Притугин выходил из кабинета как-то бочком, и Силин подумал, что последние слова были ни к чему — они прозвучали как угроза. Но ничего, ничего! Не все лаской. Время от времени стоит и зубы показать, а Притугин — человек робкий, так что можно считать — одно дело сделано. Через неделю я вызову его снова. И через две недели. Потому что я не хочу краснеть в министерстве и не хочу, чтобы говорили: «Силин сдал». Только бы перескочить через эти два-три месяца, и все, все войдет в нормальную колею…
Серафима Константиновна сказала через селектор: «Вас поликлиника», — и Силин взял трубку. Звонила Раиса Давыдовна.
— Вы видели сегодня Нечаева, Владимир Владимирович?
— Да, около часа назад.
— Где он сейчас?
— Не знаю. Наверно, пошел по цехам. Как сказано в Библии: «Разве я пастух брату своему?» А что такое? Не пришел на укол?
— Звонила его жена, вчера у него была температура под сорок, а утром он удрал из дому. Я вас очень прошу…
— Это я вас очень прошу, — перебил ее Силин, — уложите, и чтоб не бегал. Под вашу личную ответственность. Нужна больница — уложите в больницу. А сейчас я дам команду разыскать Нечаева.
Раиса Давыдовна еще что-то говорила ему, но Силин уже положил трубку…

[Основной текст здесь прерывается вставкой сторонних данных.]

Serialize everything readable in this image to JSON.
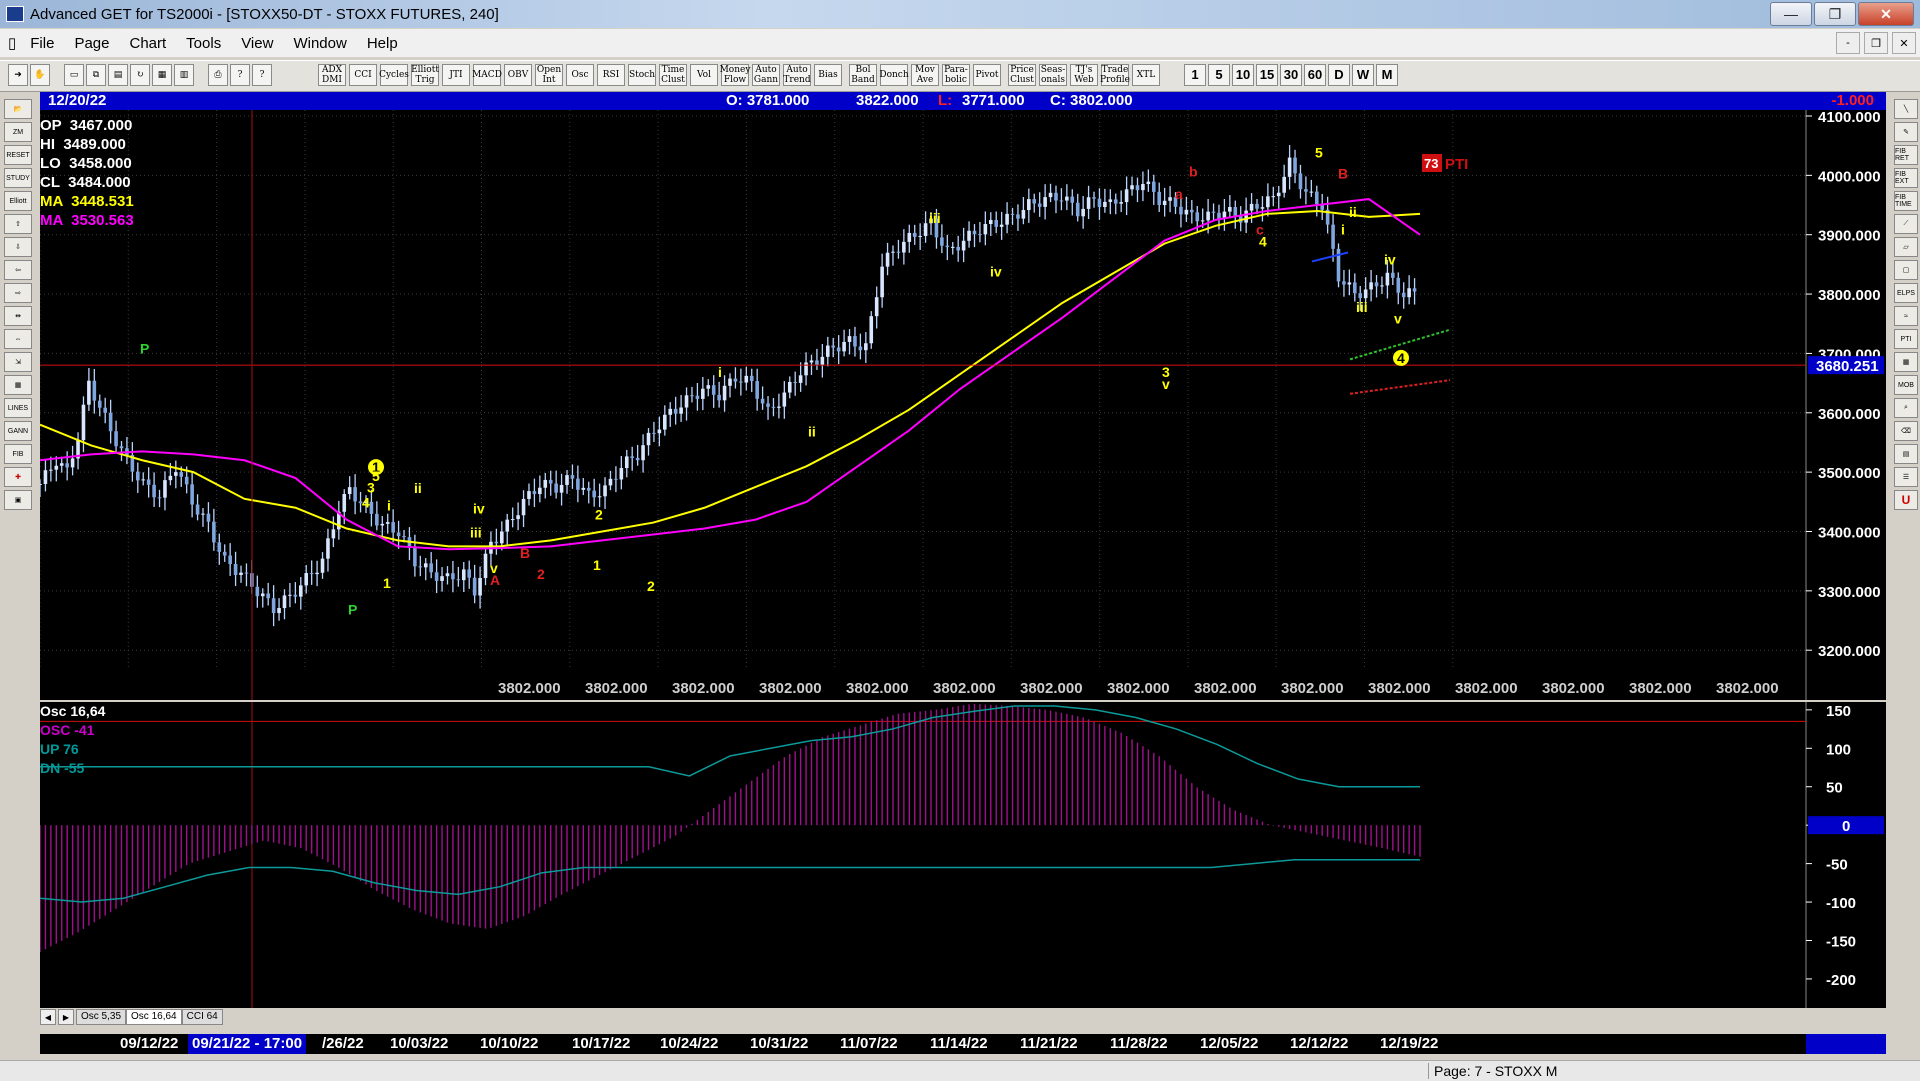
{
  "window": {
    "title": "Advanced GET for TS2000i - [STOXX50-DT - STOXX FUTURES, 240]",
    "min": "—",
    "max": "❐",
    "close": "✕"
  },
  "menu": [
    "File",
    "Page",
    "Chart",
    "Tools",
    "View",
    "Window",
    "Help"
  ],
  "mdi_controls": [
    "-",
    "❐",
    "✕"
  ],
  "toolbar": {
    "studies": [
      "ADX DMI",
      "CCI",
      "Cycles",
      "Elliott Trig",
      "JTI",
      "MACD",
      "OBV",
      "Open Int",
      "Osc",
      "RSI",
      "Stoch",
      "Time Clust",
      "Vol",
      "Money Flow",
      "Auto Gann",
      "Auto Trend",
      "Bias",
      "Bol Band",
      "Donch",
      "Mov Ave",
      "Para-bolic",
      "Pivot",
      "Price Clust",
      "Seas-onals",
      "TJ's Web",
      "Trade Profile",
      "XTL"
    ],
    "timeframes": [
      "1",
      "5",
      "10",
      "15",
      "30",
      "60",
      "D",
      "W",
      "M"
    ]
  },
  "info_bar": {
    "date": "12/20/22",
    "open": "O: 3781.000",
    "high": "3822.000",
    "low_label": "L:",
    "low": "3771.000",
    "close": "C: 3802.000",
    "change": "-1.000"
  },
  "legend": [
    {
      "label": "OP",
      "value": "3467.000",
      "color": "#ffffff"
    },
    {
      "label": "HI",
      "value": "3489.000",
      "color": "#ffffff"
    },
    {
      "label": "LO",
      "value": "3458.000",
      "color": "#ffffff"
    },
    {
      "label": "CL",
      "value": "3484.000",
      "color": "#ffffff"
    },
    {
      "label": "MA",
      "value": "3448.531",
      "color": "#ffff00"
    },
    {
      "label": "MA",
      "value": "3530.563",
      "color": "#ff00ff"
    }
  ],
  "osc_legend": [
    {
      "label": "Osc 16,64",
      "color": "#ffffff"
    },
    {
      "label": "OSC -41",
      "color": "#cc00cc"
    },
    {
      "label": "UP  76",
      "color": "#009999"
    },
    {
      "label": "DN  -55",
      "color": "#009999"
    }
  ],
  "pti": {
    "value": "73",
    "label": "PTI"
  },
  "crosshair_price": "3680.251",
  "price_labels": [
    "3802.000",
    "3802.000",
    "3802.000",
    "3802.000",
    "3802.000",
    "3802.000",
    "3802.000",
    "3802.000",
    "3802.000",
    "3802.000",
    "3802.000",
    "3802.000",
    "3802.000",
    "3802.000",
    "3802.000"
  ],
  "tabs": [
    "Osc 5,35",
    "Osc 16,64",
    "CCI 64"
  ],
  "dates": [
    "09/12/22",
    "09/21/22 - 17:00",
    "/26/22",
    "10/03/22",
    "10/10/22",
    "10/17/22",
    "10/24/22",
    "10/31/22",
    "11/07/22",
    "11/14/22",
    "11/21/22",
    "11/28/22",
    "12/05/22",
    "12/12/22",
    "12/19/22"
  ],
  "status": "Page: 7 - STOXX M",
  "wave_labels": [
    "P",
    "1",
    "5",
    "3",
    "ii",
    "4",
    "i",
    "1",
    "2",
    "P",
    "iv",
    "iii",
    "v",
    "A",
    "B",
    "2",
    "1",
    "2",
    "i",
    "ii",
    "iii",
    "iv",
    "3",
    "v",
    "b",
    "a",
    "c",
    "4",
    "5",
    "B",
    "i",
    "ii",
    "iii",
    "iv",
    "v",
    "4"
  ],
  "chart_data": [
    {
      "type": "candlestick",
      "title": "STOXX50-DT - STOXX FUTURES, 240",
      "y_axis": {
        "range": [
          3170,
          4100
        ],
        "ticks": [
          "3200.000",
          "3300.000",
          "3400.000",
          "3500.000",
          "3600.000",
          "3700.000",
          "3800.000",
          "3900.000",
          "4000.000",
          "4100.000"
        ]
      },
      "x_categories": [
        "09/12/22",
        "09/21/22",
        "09/26/22",
        "10/03/22",
        "10/10/22",
        "10/17/22",
        "10/24/22",
        "10/31/22",
        "11/07/22",
        "11/14/22",
        "11/21/22",
        "11/28/22",
        "12/05/22",
        "12/12/22",
        "12/19/22"
      ],
      "close_path": [
        [
          0,
          3480
        ],
        [
          3,
          3520
        ],
        [
          5,
          3500
        ],
        [
          7,
          3560
        ],
        [
          9,
          3650
        ],
        [
          11,
          3610
        ],
        [
          13,
          3570
        ],
        [
          16,
          3520
        ],
        [
          19,
          3480
        ],
        [
          22,
          3460
        ],
        [
          25,
          3510
        ],
        [
          28,
          3450
        ],
        [
          31,
          3410
        ],
        [
          34,
          3350
        ],
        [
          37,
          3330
        ],
        [
          40,
          3300
        ],
        [
          43,
          3270
        ],
        [
          46,
          3290
        ],
        [
          49,
          3320
        ],
        [
          52,
          3350
        ],
        [
          55,
          3440
        ],
        [
          57,
          3470
        ],
        [
          60,
          3440
        ],
        [
          63,
          3410
        ],
        [
          66,
          3400
        ],
        [
          69,
          3350
        ],
        [
          72,
          3330
        ],
        [
          75,
          3320
        ],
        [
          78,
          3330
        ],
        [
          80,
          3300
        ],
        [
          83,
          3380
        ],
        [
          86,
          3410
        ],
        [
          89,
          3450
        ],
        [
          92,
          3480
        ],
        [
          95,
          3475
        ],
        [
          98,
          3490
        ],
        [
          101,
          3460
        ],
        [
          104,
          3470
        ],
        [
          107,
          3510
        ],
        [
          110,
          3530
        ],
        [
          113,
          3570
        ],
        [
          116,
          3600
        ],
        [
          119,
          3620
        ],
        [
          122,
          3640
        ],
        [
          125,
          3630
        ],
        [
          128,
          3660
        ],
        [
          131,
          3650
        ],
        [
          134,
          3600
        ],
        [
          137,
          3630
        ],
        [
          140,
          3670
        ],
        [
          143,
          3690
        ],
        [
          146,
          3710
        ],
        [
          149,
          3720
        ],
        [
          152,
          3710
        ],
        [
          155,
          3850
        ],
        [
          158,
          3880
        ],
        [
          161,
          3900
        ],
        [
          164,
          3920
        ],
        [
          167,
          3870
        ],
        [
          170,
          3890
        ],
        [
          173,
          3910
        ],
        [
          176,
          3920
        ],
        [
          179,
          3930
        ],
        [
          182,
          3950
        ],
        [
          185,
          3960
        ],
        [
          188,
          3965
        ],
        [
          191,
          3940
        ],
        [
          194,
          3960
        ],
        [
          197,
          3950
        ],
        [
          200,
          3970
        ],
        [
          203,
          3990
        ],
        [
          206,
          3960
        ],
        [
          209,
          3950
        ],
        [
          212,
          3930
        ],
        [
          215,
          3930
        ],
        [
          218,
          3940
        ],
        [
          221,
          3930
        ],
        [
          224,
          3950
        ],
        [
          227,
          3960
        ],
        [
          230,
          4020
        ],
        [
          233,
          3970
        ],
        [
          236,
          3950
        ],
        [
          239,
          3830
        ],
        [
          242,
          3800
        ],
        [
          245,
          3810
        ],
        [
          248,
          3830
        ],
        [
          251,
          3800
        ],
        [
          254,
          3802
        ]
      ],
      "overlays": [
        {
          "name": "MA",
          "color": "#ffff00",
          "values": [
            3580,
            3545,
            3520,
            3500,
            3455,
            3440,
            3405,
            3385,
            3375,
            3375,
            3385,
            3400,
            3415,
            3440,
            3475,
            3510,
            3555,
            3605,
            3665,
            3725,
            3785,
            3835,
            3885,
            3915,
            3935,
            3940,
            3930,
            3935
          ]
        },
        {
          "name": "MA",
          "color": "#ff00ff",
          "values": [
            3520,
            3530,
            3535,
            3530,
            3520,
            3490,
            3420,
            3375,
            3370,
            3372,
            3375,
            3385,
            3395,
            3405,
            3420,
            3450,
            3510,
            3570,
            3640,
            3700,
            3760,
            3825,
            3890,
            3925,
            3940,
            3950,
            3960,
            3900
          ]
        }
      ]
    },
    {
      "type": "bar",
      "title": "Osc 16,64",
      "y_axis": {
        "range": [
          -230,
          155
        ],
        "ticks": [
          "150",
          "100",
          "50",
          "0",
          "-50",
          "-100",
          "-150",
          "-200"
        ]
      },
      "oscillator": [
        -165,
        -140,
        -110,
        -80,
        -50,
        -35,
        -20,
        -30,
        -55,
        -85,
        -110,
        -128,
        -135,
        -118,
        -90,
        -65,
        -40,
        -15,
        20,
        55,
        90,
        115,
        130,
        145,
        150,
        158,
        155,
        150,
        140,
        120,
        90,
        50,
        20,
        0,
        -10,
        -20,
        -30,
        -41
      ],
      "up_line": [
        76,
        76,
        76,
        76,
        76,
        76,
        76,
        76,
        76,
        76,
        76,
        76,
        76,
        76,
        76,
        76,
        64,
        90,
        100,
        110,
        115,
        125,
        140,
        148,
        155,
        155,
        150,
        140,
        125,
        105,
        80,
        60,
        50,
        50,
        50
      ],
      "dn_line": [
        -95,
        -100,
        -95,
        -80,
        -65,
        -55,
        -55,
        -60,
        -75,
        -85,
        -90,
        -80,
        -62,
        -55,
        -55,
        -55,
        -55,
        -55,
        -55,
        -55,
        -55,
        -55,
        -55,
        -55,
        -55,
        -55,
        -55,
        -55,
        -55,
        -50,
        -45,
        -45,
        -45,
        -45
      ]
    }
  ]
}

Ни о том письме в комитет комсомола, ни о разговоре Бешелева с Ниной и Глебом Алексей так ничего и не узнал. Будто по немому сговору Водолажская и Савельев оберегали Алексея от этой пусть мелкой, но все-таки сплетни, которую Бешелев не прочь был использовать против него. Впрочем, должно быть, Бешелев просто испугался — письмо было «закрыто», Нининой свекрови отвечено, что «работа проведена», на том все и кончилось.

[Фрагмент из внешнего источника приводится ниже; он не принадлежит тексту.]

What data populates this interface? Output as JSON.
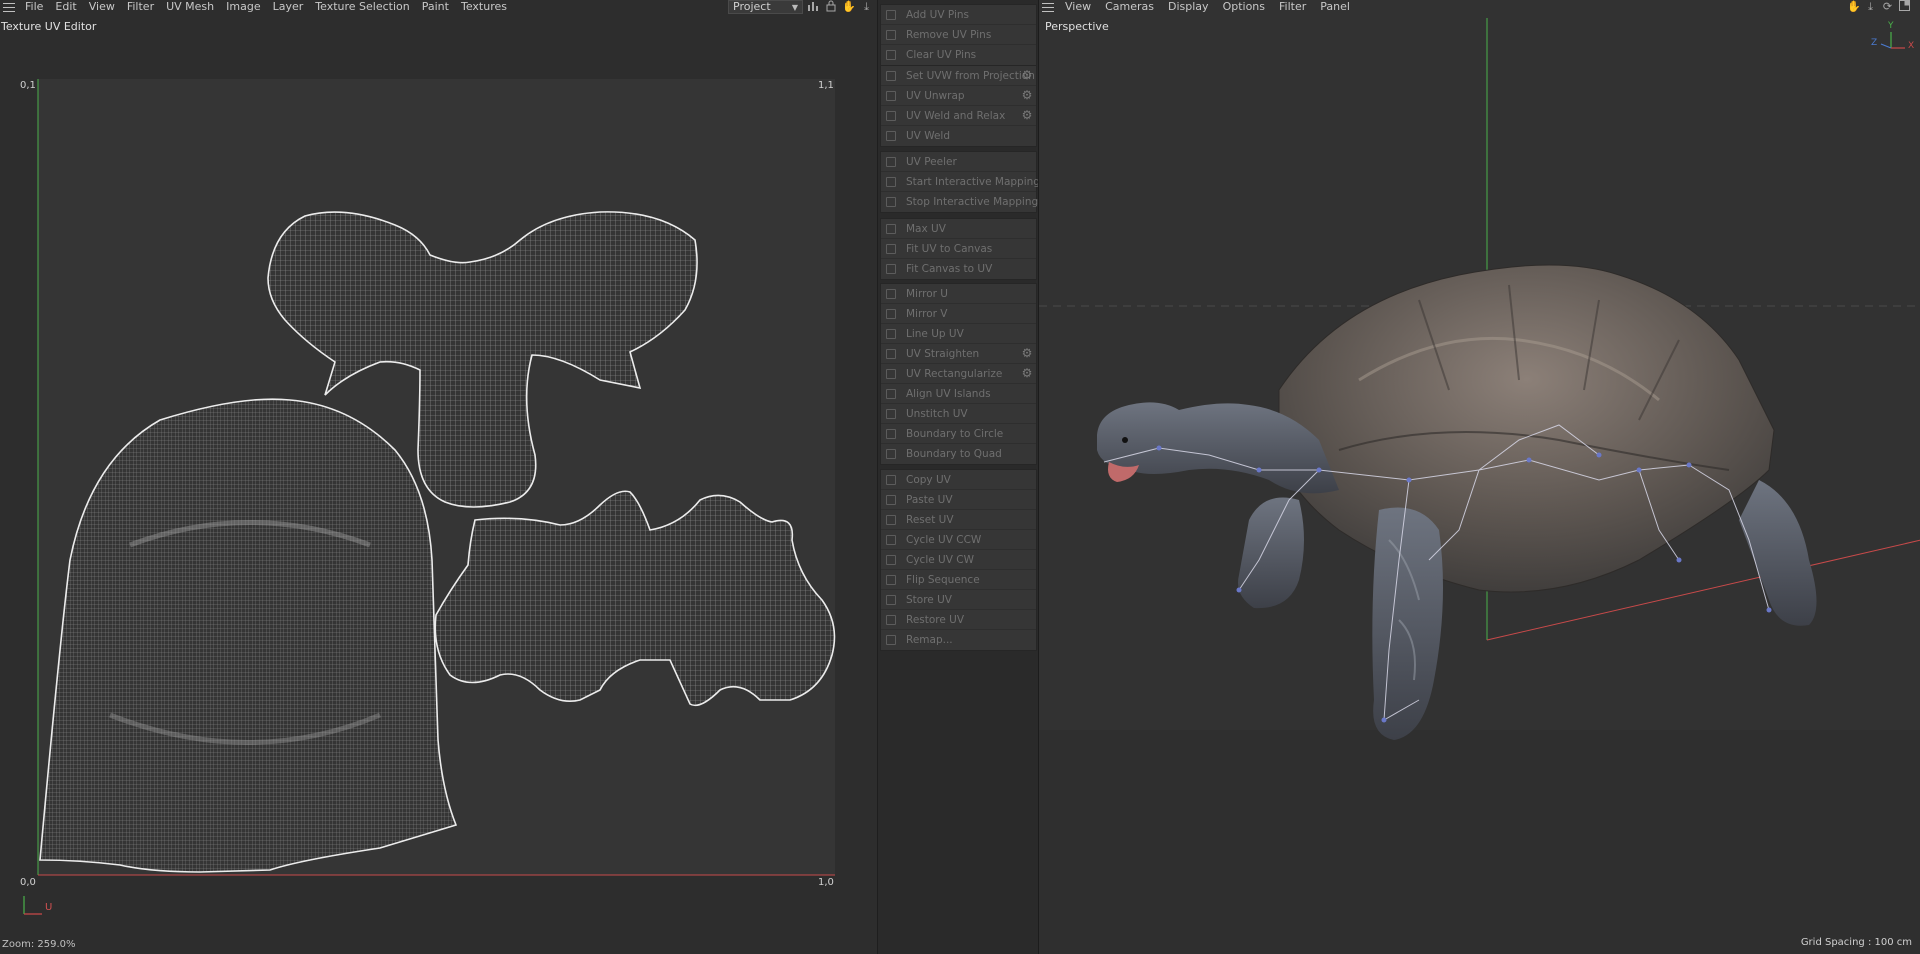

А вот о том, что Надя приходила к нему, Алексей все-таки рассказал Глебу. Он не имел права скрыть это. И, рассказывая, невольно наблюдал, как отнесется к этому Глеб, но тот был спокоен. Удивительно спокоен! Будто это касалось не его, а какого-то другого, постороннего, малознакомого человека. Алексей был поражен. Или это совершенно невероятная выдержка, или он ничуть не любил Надежду и она была лишь некой единицей в том строго высчитанном мире, который Глеб создал для себя. Единица выпала — по логике Глеба ее должна была заменить другая. «В наш динамический век…» Если бы Глеб сказал Алексею что-нибудь в этом роде, он не сдержался бы. Но Глеб сказал, что он это знает, спасибо, что поделаешь…
— Осел, — сказал Алексей. — Тупой осел. Пока не поздно…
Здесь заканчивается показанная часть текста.